WLAN ist zwar bequem, aber eben störrisch – und die Geschwindigkeit ist nicht immer gleich. Wände, Möbel oder die unzähligen Funknetze der Nachbarn können die Verbindung beeinflussen.

Wenn ein Kabel nicht möglich ist, können Sie den Router für das WLAN wenigstens frei aufstellen – nicht im Schrank oder schon gar nicht hinter dem Fernseher verstecken.
Router-Tuning kann Geschwindigkeit rausholen
Ein in die Jahre gekommener Router ist oft der Flaschenhals. Moderne Geräte verwalten viele gleichzeitige Verbindungen deutlich smarter. Wer Kinder hat, die streamen, oder im Homeoffice arbeitet, sollte sich die «QoS-Einstellungen» (Quality of Service) anschauen.

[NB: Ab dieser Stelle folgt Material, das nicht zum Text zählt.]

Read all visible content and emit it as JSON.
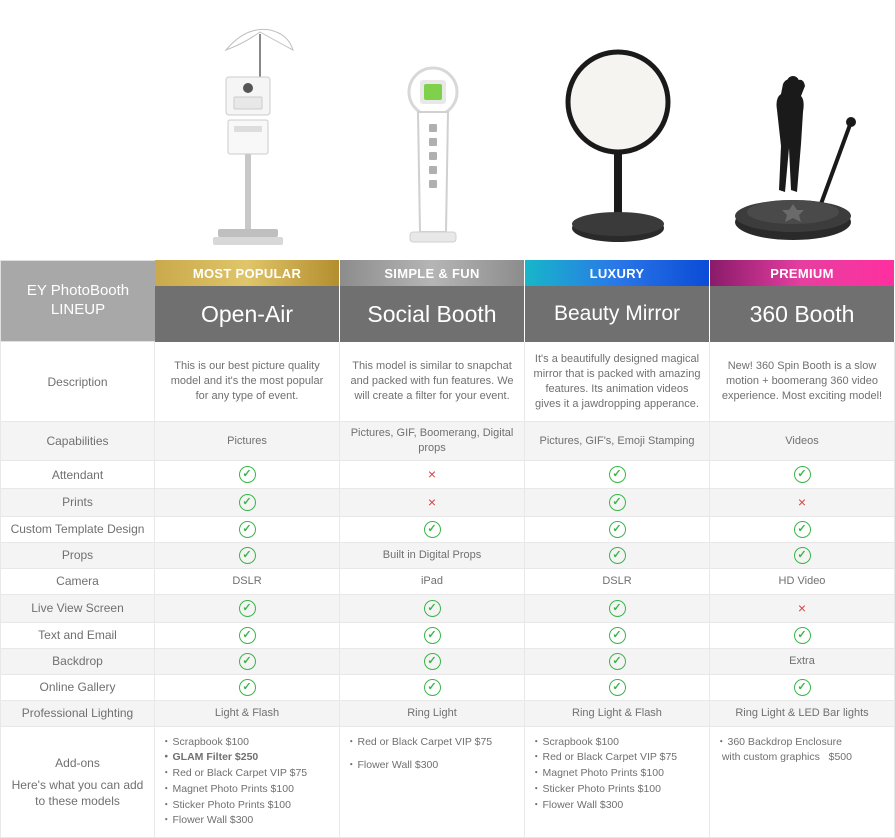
{
  "lineup_title": "EY PhotoBooth\nLINEUP",
  "columns": [
    {
      "badge": "MOST POPULAR",
      "badge_gradient": [
        "#c9a94b",
        "#e0c56a",
        "#b38e2e"
      ],
      "name": "Open-Air",
      "description": "This is our best picture quality model and it's the most popular for any type of event.",
      "capabilities": "Pictures",
      "attendant": "check",
      "prints": "check",
      "custom_template": "check",
      "props": "check",
      "camera": "DSLR",
      "live_view": "check",
      "text_email": "check",
      "backdrop": "check",
      "online_gallery": "check",
      "lighting": "Light & Flash",
      "addons": [
        {
          "label": "Scrapbook",
          "price": "$100"
        },
        {
          "label": "GLAM Filter",
          "price": "$250",
          "bold": true
        },
        {
          "label": "Red or Black Carpet VIP",
          "price": "$75"
        },
        {
          "label": "Magnet Photo Prints",
          "price": "$100"
        },
        {
          "label": "Sticker Photo Prints",
          "price": "$100"
        },
        {
          "label": "Flower Wall",
          "price": "$300"
        }
      ]
    },
    {
      "badge": "SIMPLE & FUN",
      "badge_gradient": [
        "#8c8c8c",
        "#b5b5b5",
        "#8c8c8c"
      ],
      "name": "Social Booth",
      "description": "This model is similar to snapchat and packed with fun features. We will create a filter for your event.",
      "capabilities": "Pictures, GIF, Boomerang, Digital props",
      "attendant": "cross",
      "prints": "cross",
      "custom_template": "check",
      "props": "Built in Digital Props",
      "camera": "iPad",
      "live_view": "check",
      "text_email": "check",
      "backdrop": "check",
      "online_gallery": "check",
      "lighting": "Ring Light",
      "addons": [
        {
          "label": "Red or Black Carpet VIP",
          "price": "$75"
        },
        {
          "label": "Flower Wall",
          "price": "$300"
        }
      ],
      "addons_gap": true
    },
    {
      "badge": "LUXURY",
      "badge_gradient": [
        "#17b6c9",
        "#2a77e8",
        "#0b4bd6"
      ],
      "name": "Beauty Mirror",
      "name_small": true,
      "description": "It's a beautifully designed magical mirror that is packed with amazing features. Its animation videos gives it a jawdropping apperance.",
      "capabilities": "Pictures, GIF's, Emoji Stamping",
      "attendant": "check",
      "prints": "check",
      "custom_template": "check",
      "props": "check",
      "camera": "DSLR",
      "live_view": "check",
      "text_email": "check",
      "backdrop": "check",
      "online_gallery": "check",
      "lighting": "Ring Light & Flash",
      "addons": [
        {
          "label": "Scrapbook",
          "price": "$100"
        },
        {
          "label": "Red or Black Carpet VIP",
          "price": "$75"
        },
        {
          "label": "Magnet Photo Prints",
          "price": "$100"
        },
        {
          "label": "Sticker Photo Prints",
          "price": "$100"
        },
        {
          "label": "Flower Wall",
          "price": "$300"
        }
      ]
    },
    {
      "badge": "PREMIUM",
      "badge_gradient": [
        "#8a1a6a",
        "#e63fa0",
        "#ff2fa0"
      ],
      "name": "360 Booth",
      "description": "New! 360 Spin Booth is a slow motion + boomerang 360 video experience. Most exciting model!",
      "capabilities": "Videos",
      "attendant": "check",
      "prints": "cross",
      "custom_template": "check",
      "props": "check",
      "camera": "HD Video",
      "live_view": "cross",
      "text_email": "check",
      "backdrop": "Extra",
      "online_gallery": "check",
      "lighting": "Ring Light & LED Bar lights",
      "addons": [
        {
          "label": "360 Backdrop Enclosure with custom graphics",
          "price": "$500",
          "wrap": true
        }
      ]
    }
  ],
  "rows": [
    {
      "key": "description",
      "label": "Description",
      "alt": false,
      "desc": true
    },
    {
      "key": "capabilities",
      "label": "Capabilities",
      "alt": true
    },
    {
      "key": "attendant",
      "label": "Attendant",
      "alt": false
    },
    {
      "key": "prints",
      "label": "Prints",
      "alt": true
    },
    {
      "key": "custom_template",
      "label": "Custom Template Design",
      "alt": false
    },
    {
      "key": "props",
      "label": "Props",
      "alt": true
    },
    {
      "key": "camera",
      "label": "Camera",
      "alt": false
    },
    {
      "key": "live_view",
      "label": "Live View Screen",
      "alt": true
    },
    {
      "key": "text_email",
      "label": "Text and Email",
      "alt": false
    },
    {
      "key": "backdrop",
      "label": "Backdrop",
      "alt": true
    },
    {
      "key": "online_gallery",
      "label": "Online Gallery",
      "alt": false
    },
    {
      "key": "lighting",
      "label": "Professional Lighting",
      "alt": true
    }
  ],
  "addons_row": {
    "label_top": "Add-ons",
    "label_bottom": "Here's what you can add to these models"
  }
}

Damit können Gaming-Geräte priorisiert werden. Der Router weiss dann: Die Gaming-Daten haben Vorrang vor dem Netflix-Puffer. Das rettet zwar keine schwache Leitung, sorgt aber für Ruhe im System, wenn das Netz stark ausgelastet ist.
Der teure Gaming-PC
Ein starkes Setup besteht nicht nur aus der teuersten Grafikkarte. Oft macht ein Monitor mit 144 Hz und niedriger Reaktionszeit das Erlebnis flüssiger als ein Upgrade auf 4K, weil die Hardware das oft nicht stemmen kann.
Wenn Prozessor, Speicher und Grafikkarte im Warenkorb landen, wird schnell klar, welche Kosten entstehen. Ein Gaming-PC, der heute alles bietet, kann mehrere tausend Franken kosten.

Auch Ergonomie wird oft unterschätzt. Ein guter Stuhl und eine präzise Maus bringen mehr als blinkende LED-Lichter. Ein ordentliches Headset sorgt zudem dafür, dass die Kommunikation im Team klappt.
Der Kampf um die Bandbreite im Haushalt
Wir sind heute fast rund um die Uhr online. Laut dem «World Internet Project Switzerland 2025» verbringen junge Erwachsene in der Schweiz täglich über acht Stunden online. Das bedeutet: In einem Mehrpersonenhaushalt ist die Leitung selten nur fürs Spielen da.

Grosse Updates oder Backups sollten auf Randzeiten gelegt werden. Es gibt kaum etwas Nervigeres, als wenn mitten im Match ein 20-GB-Update für ein anderes Spiel gezogen wird. Wer sein Heimnetz als Ganzes plant, spart sich viel Frust.